Single-Print Rolling Contact Joints to Minimize Fatigue in Additively Manufactured Prosthetic Fingers
Open Access
- Author:
- Wilson, Mary
- Area of Honors:
- Mechanical Engineering
- Degree:
- Bachelor of Science
- Document Type:
- Thesis
- Thesis Supervisors:
- Jared Butler, Thesis Supervisor
Margaret Louise Byron, Thesis Honors Advisor - Keywords:
- compliant mechanisms
rolling contact joint
prosthetics
prosthetic finger joints
engineering design
TPU
contact-aided joint
finger joints
additive manufacturing
3d printing
3d-print
mechanical design
fatigue analysis
joint fatigue - Abstract:
- Contact-aided compliant mechanisms allow for the reduction of friction and fatigue, which therefore have applications within the realm of additively manufactured joints used in prosthetic hands. These joints allow for two surfaces to roll against one another to ensure that applied forces are properly distributed and do not cause delamination of the printed material, nor break after a short quantity of cycles. Therefore, identifying ways for a joint with minimal fatigue to be 3D-printed with little assembly necessary simplifies the solution of additively manufactured prosthetic hands, and provides an accessible, cost-effective avenue for people to create and use prosthetic hands. This work identifies potential joint structures to use, how to 3D-print the joint including trials using many types of compliant mechanism joints and configurations, and provides a decision matrix that investigates which joints are the most promising to solve the fatigue problem within prosthetic fingers.

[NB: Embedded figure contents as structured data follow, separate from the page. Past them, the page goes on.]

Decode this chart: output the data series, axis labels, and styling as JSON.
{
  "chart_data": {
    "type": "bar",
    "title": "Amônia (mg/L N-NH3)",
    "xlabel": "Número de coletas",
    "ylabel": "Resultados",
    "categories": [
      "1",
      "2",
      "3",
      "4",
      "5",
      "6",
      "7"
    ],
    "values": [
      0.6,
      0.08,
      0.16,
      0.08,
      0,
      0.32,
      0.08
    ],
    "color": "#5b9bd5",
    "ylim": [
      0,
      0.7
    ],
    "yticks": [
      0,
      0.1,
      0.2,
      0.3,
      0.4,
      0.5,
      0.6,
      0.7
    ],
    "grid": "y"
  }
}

After determining that the rolling contact joint performs the best, the iterative process of altering its design to simplify the manufacturing and assembly processes ensued and resulted in the development of a single-print rolling contact joint made from flexible thermoplastic polyurethane (TPU) material, despite the design constraints of using a 3D printer and additive manufacturing. Through conducting a fatigue analysis on the final single-joint prototype, this single-print rolling contact joint design is found to withstand approximately 10,000,000 cycles of bending, and allows for multiple joints to be connected in series and manufactured as one cohesive printed part per finger. These single-print prosthetic fingers are then able to be actuated with a cable attached to a motor to result in movement of the prosthetic fingers, acting similarly to a natural hand.